The ministry has also mobilized 2,700 motorized vehicles, including 35 ships, 148 specialized automobiles and 1,570 common ones, which are ready for potential search and rescue operations, according to Vietnam's National Steering Committee for Natural Disaster Prevention and Control on Thursday.

Meanwhile, border guards in the country's northern and central regions, from Quang Ninh province to Quang Binh province, have notified and guided over 36,300 ships and boats with a total of 137,700 people on board and 11,300 facilities used for mariculture with 14 ,700 people to avoid areas potentially hit by Bebinca.
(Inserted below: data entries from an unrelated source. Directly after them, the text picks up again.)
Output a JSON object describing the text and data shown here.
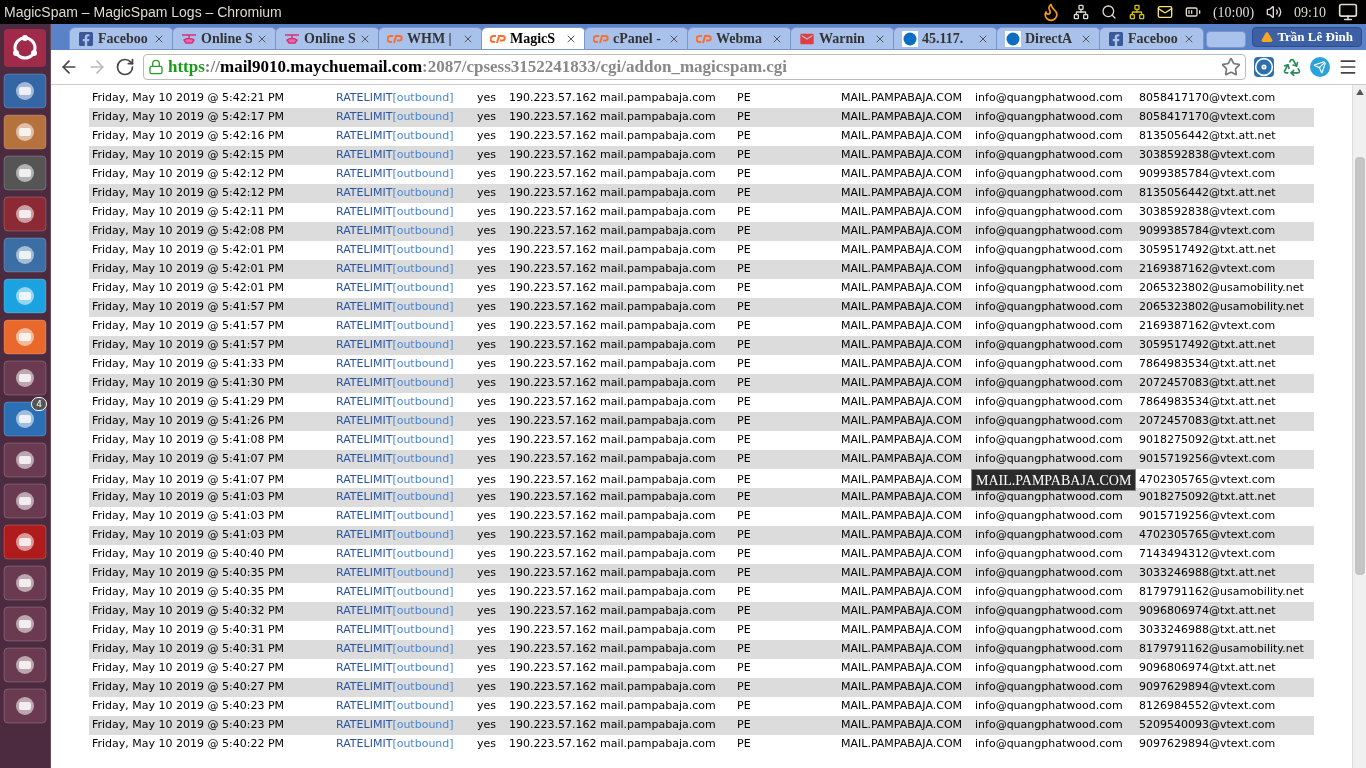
{
  "window": {
    "title": "MagicSpam – MagicSpam Logs – Chromium"
  },
  "panel": {
    "keyboard_layout": "(10:00)",
    "clock": "09:10"
  },
  "launcher": {
    "badge": "4"
  },
  "tabs": [
    {
      "label": "Faceboo",
      "kind": "facebook",
      "selected": false
    },
    {
      "label": "Online S",
      "kind": "heli",
      "selected": false
    },
    {
      "label": "Online S",
      "kind": "heli",
      "selected": false
    },
    {
      "label": "WHM |",
      "kind": "cpanel",
      "selected": false
    },
    {
      "label": "MagicS",
      "kind": "cpanel",
      "selected": true
    },
    {
      "label": "cPanel -",
      "kind": "cpanel",
      "selected": false
    },
    {
      "label": "Webma",
      "kind": "cpanel",
      "selected": false
    },
    {
      "label": "Warnin",
      "kind": "mail",
      "selected": false
    },
    {
      "label": "45.117.",
      "kind": "circle",
      "selected": false
    },
    {
      "label": "DirectA",
      "kind": "circle",
      "selected": false
    },
    {
      "label": "Faceboo",
      "kind": "facebook",
      "selected": false
    }
  ],
  "profile": {
    "name": "Trần Lê Đình"
  },
  "address_bar": {
    "scheme": "https",
    "separator": "://",
    "host": "mail9010.maychuemail.com",
    "path": ":2087/cpsess3152241833/cgi/addon_magicspam.cgi"
  },
  "log": {
    "rows": [
      {
        "time": "Friday, May 10 2019 @ 5:42:21 PM",
        "rule": "RATELIMIT",
        "scope": "[outbound]",
        "flag": "yes",
        "source": "190.223.57.162 mail.pampabaja.com",
        "country": "PE",
        "helo": "MAIL.PAMPABAJA.COM",
        "sender": "info@quangphatwood.com",
        "recipient": "8058417170@vtext.com"
      },
      {
        "time": "Friday, May 10 2019 @ 5:42:17 PM",
        "rule": "RATELIMIT",
        "scope": "[outbound]",
        "flag": "yes",
        "source": "190.223.57.162 mail.pampabaja.com",
        "country": "PE",
        "helo": "MAIL.PAMPABAJA.COM",
        "sender": "info@quangphatwood.com",
        "recipient": "8058417170@vtext.com"
      },
      {
        "time": "Friday, May 10 2019 @ 5:42:16 PM",
        "rule": "RATELIMIT",
        "scope": "[outbound]",
        "flag": "yes",
        "source": "190.223.57.162 mail.pampabaja.com",
        "country": "PE",
        "helo": "MAIL.PAMPABAJA.COM",
        "sender": "info@quangphatwood.com",
        "recipient": "8135056442@txt.att.net"
      },
      {
        "time": "Friday, May 10 2019 @ 5:42:15 PM",
        "rule": "RATELIMIT",
        "scope": "[outbound]",
        "flag": "yes",
        "source": "190.223.57.162 mail.pampabaja.com",
        "country": "PE",
        "helo": "MAIL.PAMPABAJA.COM",
        "sender": "info@quangphatwood.com",
        "recipient": "3038592838@vtext.com"
      },
      {
        "time": "Friday, May 10 2019 @ 5:42:12 PM",
        "rule": "RATELIMIT",
        "scope": "[outbound]",
        "flag": "yes",
        "source": "190.223.57.162 mail.pampabaja.com",
        "country": "PE",
        "helo": "MAIL.PAMPABAJA.COM",
        "sender": "info@quangphatwood.com",
        "recipient": "9099385784@vtext.com"
      },
      {
        "time": "Friday, May 10 2019 @ 5:42:12 PM",
        "rule": "RATELIMIT",
        "scope": "[outbound]",
        "flag": "yes",
        "source": "190.223.57.162 mail.pampabaja.com",
        "country": "PE",
        "helo": "MAIL.PAMPABAJA.COM",
        "sender": "info@quangphatwood.com",
        "recipient": "8135056442@txt.att.net"
      },
      {
        "time": "Friday, May 10 2019 @ 5:42:11 PM",
        "rule": "RATELIMIT",
        "scope": "[outbound]",
        "flag": "yes",
        "source": "190.223.57.162 mail.pampabaja.com",
        "country": "PE",
        "helo": "MAIL.PAMPABAJA.COM",
        "sender": "info@quangphatwood.com",
        "recipient": "3038592838@vtext.com"
      },
      {
        "time": "Friday, May 10 2019 @ 5:42:08 PM",
        "rule": "RATELIMIT",
        "scope": "[outbound]",
        "flag": "yes",
        "source": "190.223.57.162 mail.pampabaja.com",
        "country": "PE",
        "helo": "MAIL.PAMPABAJA.COM",
        "sender": "info@quangphatwood.com",
        "recipient": "9099385784@vtext.com"
      },
      {
        "time": "Friday, May 10 2019 @ 5:42:01 PM",
        "rule": "RATELIMIT",
        "scope": "[outbound]",
        "flag": "yes",
        "source": "190.223.57.162 mail.pampabaja.com",
        "country": "PE",
        "helo": "MAIL.PAMPABAJA.COM",
        "sender": "info@quangphatwood.com",
        "recipient": "3059517492@txt.att.net"
      },
      {
        "time": "Friday, May 10 2019 @ 5:42:01 PM",
        "rule": "RATELIMIT",
        "scope": "[outbound]",
        "flag": "yes",
        "source": "190.223.57.162 mail.pampabaja.com",
        "country": "PE",
        "helo": "MAIL.PAMPABAJA.COM",
        "sender": "info@quangphatwood.com",
        "recipient": "2169387162@vtext.com"
      },
      {
        "time": "Friday, May 10 2019 @ 5:42:01 PM",
        "rule": "RATELIMIT",
        "scope": "[outbound]",
        "flag": "yes",
        "source": "190.223.57.162 mail.pampabaja.com",
        "country": "PE",
        "helo": "MAIL.PAMPABAJA.COM",
        "sender": "info@quangphatwood.com",
        "recipient": "2065323802@usamobility.net"
      },
      {
        "time": "Friday, May 10 2019 @ 5:41:57 PM",
        "rule": "RATELIMIT",
        "scope": "[outbound]",
        "flag": "yes",
        "source": "190.223.57.162 mail.pampabaja.com",
        "country": "PE",
        "helo": "MAIL.PAMPABAJA.COM",
        "sender": "info@quangphatwood.com",
        "recipient": "2065323802@usamobility.net"
      },
      {
        "time": "Friday, May 10 2019 @ 5:41:57 PM",
        "rule": "RATELIMIT",
        "scope": "[outbound]",
        "flag": "yes",
        "source": "190.223.57.162 mail.pampabaja.com",
        "country": "PE",
        "helo": "MAIL.PAMPABAJA.COM",
        "sender": "info@quangphatwood.com",
        "recipient": "2169387162@vtext.com"
      },
      {
        "time": "Friday, May 10 2019 @ 5:41:57 PM",
        "rule": "RATELIMIT",
        "scope": "[outbound]",
        "flag": "yes",
        "source": "190.223.57.162 mail.pampabaja.com",
        "country": "PE",
        "helo": "MAIL.PAMPABAJA.COM",
        "sender": "info@quangphatwood.com",
        "recipient": "3059517492@txt.att.net"
      },
      {
        "time": "Friday, May 10 2019 @ 5:41:33 PM",
        "rule": "RATELIMIT",
        "scope": "[outbound]",
        "flag": "yes",
        "source": "190.223.57.162 mail.pampabaja.com",
        "country": "PE",
        "helo": "MAIL.PAMPABAJA.COM",
        "sender": "info@quangphatwood.com",
        "recipient": "7864983534@txt.att.net"
      },
      {
        "time": "Friday, May 10 2019 @ 5:41:30 PM",
        "rule": "RATELIMIT",
        "scope": "[outbound]",
        "flag": "yes",
        "source": "190.223.57.162 mail.pampabaja.com",
        "country": "PE",
        "helo": "MAIL.PAMPABAJA.COM",
        "sender": "info@quangphatwood.com",
        "recipient": "2072457083@txt.att.net"
      },
      {
        "time": "Friday, May 10 2019 @ 5:41:29 PM",
        "rule": "RATELIMIT",
        "scope": "[outbound]",
        "flag": "yes",
        "source": "190.223.57.162 mail.pampabaja.com",
        "country": "PE",
        "helo": "MAIL.PAMPABAJA.COM",
        "sender": "info@quangphatwood.com",
        "recipient": "7864983534@txt.att.net"
      },
      {
        "time": "Friday, May 10 2019 @ 5:41:26 PM",
        "rule": "RATELIMIT",
        "scope": "[outbound]",
        "flag": "yes",
        "source": "190.223.57.162 mail.pampabaja.com",
        "country": "PE",
        "helo": "MAIL.PAMPABAJA.COM",
        "sender": "info@quangphatwood.com",
        "recipient": "2072457083@txt.att.net"
      },
      {
        "time": "Friday, May 10 2019 @ 5:41:08 PM",
        "rule": "RATELIMIT",
        "scope": "[outbound]",
        "flag": "yes",
        "source": "190.223.57.162 mail.pampabaja.com",
        "country": "PE",
        "helo": "MAIL.PAMPABAJA.COM",
        "sender": "info@quangphatwood.com",
        "recipient": "9018275092@txt.att.net"
      },
      {
        "time": "Friday, May 10 2019 @ 5:41:07 PM",
        "rule": "RATELIMIT",
        "scope": "[outbound]",
        "flag": "yes",
        "source": "190.223.57.162 mail.pampabaja.com",
        "country": "PE",
        "helo": "MAIL.PAMPABAJA.COM",
        "sender": "info@quangphatwood.com",
        "recipient": "9015719256@vtext.com"
      },
      {
        "time": "Friday, May 10 2019 @ 5:41:07 PM",
        "rule": "RATELIMIT",
        "scope": "[outbound]",
        "flag": "yes",
        "source": "190.223.57.162 mail.pampabaja.com",
        "country": "PE",
        "helo": "MAIL.PAMPABAJA.COM",
        "tooltip": "MAIL.PAMPABAJA.COM",
        "recipient": "4702305765@vtext.com"
      },
      {
        "time": "Friday, May 10 2019 @ 5:41:03 PM",
        "rule": "RATELIMIT",
        "scope": "[outbound]",
        "flag": "yes",
        "source": "190.223.57.162 mail.pampabaja.com",
        "country": "PE",
        "helo": "MAIL.PAMPABAJA.COM",
        "sender": "info@quangphatwood.com",
        "recipient": "9018275092@txt.att.net"
      },
      {
        "time": "Friday, May 10 2019 @ 5:41:03 PM",
        "rule": "RATELIMIT",
        "scope": "[outbound]",
        "flag": "yes",
        "source": "190.223.57.162 mail.pampabaja.com",
        "country": "PE",
        "helo": "MAIL.PAMPABAJA.COM",
        "sender": "info@quangphatwood.com",
        "recipient": "9015719256@vtext.com"
      },
      {
        "time": "Friday, May 10 2019 @ 5:41:03 PM",
        "rule": "RATELIMIT",
        "scope": "[outbound]",
        "flag": "yes",
        "source": "190.223.57.162 mail.pampabaja.com",
        "country": "PE",
        "helo": "MAIL.PAMPABAJA.COM",
        "sender": "info@quangphatwood.com",
        "recipient": "4702305765@vtext.com"
      },
      {
        "time": "Friday, May 10 2019 @ 5:40:40 PM",
        "rule": "RATELIMIT",
        "scope": "[outbound]",
        "flag": "yes",
        "source": "190.223.57.162 mail.pampabaja.com",
        "country": "PE",
        "helo": "MAIL.PAMPABAJA.COM",
        "sender": "info@quangphatwood.com",
        "recipient": "7143494312@vtext.com"
      },
      {
        "time": "Friday, May 10 2019 @ 5:40:35 PM",
        "rule": "RATELIMIT",
        "scope": "[outbound]",
        "flag": "yes",
        "source": "190.223.57.162 mail.pampabaja.com",
        "country": "PE",
        "helo": "MAIL.PAMPABAJA.COM",
        "sender": "info@quangphatwood.com",
        "recipient": "3033246988@txt.att.net"
      },
      {
        "time": "Friday, May 10 2019 @ 5:40:35 PM",
        "rule": "RATELIMIT",
        "scope": "[outbound]",
        "flag": "yes",
        "source": "190.223.57.162 mail.pampabaja.com",
        "country": "PE",
        "helo": "MAIL.PAMPABAJA.COM",
        "sender": "info@quangphatwood.com",
        "recipient": "8179791162@usamobility.net"
      },
      {
        "time": "Friday, May 10 2019 @ 5:40:32 PM",
        "rule": "RATELIMIT",
        "scope": "[outbound]",
        "flag": "yes",
        "source": "190.223.57.162 mail.pampabaja.com",
        "country": "PE",
        "helo": "MAIL.PAMPABAJA.COM",
        "sender": "info@quangphatwood.com",
        "recipient": "9096806974@txt.att.net"
      },
      {
        "time": "Friday, May 10 2019 @ 5:40:31 PM",
        "rule": "RATELIMIT",
        "scope": "[outbound]",
        "flag": "yes",
        "source": "190.223.57.162 mail.pampabaja.com",
        "country": "PE",
        "helo": "MAIL.PAMPABAJA.COM",
        "sender": "info@quangphatwood.com",
        "recipient": "3033246988@txt.att.net"
      },
      {
        "time": "Friday, May 10 2019 @ 5:40:31 PM",
        "rule": "RATELIMIT",
        "scope": "[outbound]",
        "flag": "yes",
        "source": "190.223.57.162 mail.pampabaja.com",
        "country": "PE",
        "helo": "MAIL.PAMPABAJA.COM",
        "sender": "info@quangphatwood.com",
        "recipient": "8179791162@usamobility.net"
      },
      {
        "time": "Friday, May 10 2019 @ 5:40:27 PM",
        "rule": "RATELIMIT",
        "scope": "[outbound]",
        "flag": "yes",
        "source": "190.223.57.162 mail.pampabaja.com",
        "country": "PE",
        "helo": "MAIL.PAMPABAJA.COM",
        "sender": "info@quangphatwood.com",
        "recipient": "9096806974@txt.att.net"
      },
      {
        "time": "Friday, May 10 2019 @ 5:40:27 PM",
        "rule": "RATELIMIT",
        "scope": "[outbound]",
        "flag": "yes",
        "source": "190.223.57.162 mail.pampabaja.com",
        "country": "PE",
        "helo": "MAIL.PAMPABAJA.COM",
        "sender": "info@quangphatwood.com",
        "recipient": "9097629894@vtext.com"
      },
      {
        "time": "Friday, May 10 2019 @ 5:40:23 PM",
        "rule": "RATELIMIT",
        "scope": "[outbound]",
        "flag": "yes",
        "source": "190.223.57.162 mail.pampabaja.com",
        "country": "PE",
        "helo": "MAIL.PAMPABAJA.COM",
        "sender": "info@quangphatwood.com",
        "recipient": "8126984552@vtext.com"
      },
      {
        "time": "Friday, May 10 2019 @ 5:40:23 PM",
        "rule": "RATELIMIT",
        "scope": "[outbound]",
        "flag": "yes",
        "source": "190.223.57.162 mail.pampabaja.com",
        "country": "PE",
        "helo": "MAIL.PAMPABAJA.COM",
        "sender": "info@quangphatwood.com",
        "recipient": "5209540093@vtext.com"
      },
      {
        "time": "Friday, May 10 2019 @ 5:40:22 PM",
        "rule": "RATELIMIT",
        "scope": "[outbound]",
        "flag": "yes",
        "source": "190.223.57.162 mail.pampabaja.com",
        "country": "PE",
        "helo": "MAIL.PAMPABAJA.COM",
        "sender": "info@quangphatwood.com",
        "recipient": "9097629894@vtext.com"
      }
    ]
  }
}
The typhoon is likely to enter coastal areas from northern Hai Phong city to central Nghe An province on Friday early morning and then weaken into a tropical depression later on the same day, Vietnam's National Center for Hydro-Meteorological Forecasting said on Thursday.

Vietnamese localities are keeping strict surveillance on dykes and reservoirs, and organizing evacuation of local residents in low-lying, coastal, and landslide-prone areas.

Natural disasters, mainly typhoons, flash floods and landslides, killed or left missing 78 people and injured 64 others, destroyed over 740 houses, damaged 18,100 other houses, and damaged 12,600 hectares of rice and other crops, causing property losses of around 1,468 billion Vietnamese dong (63.8 million U.S. dollars) in the first seven months of this year, said Vietnam's General Statistics Office.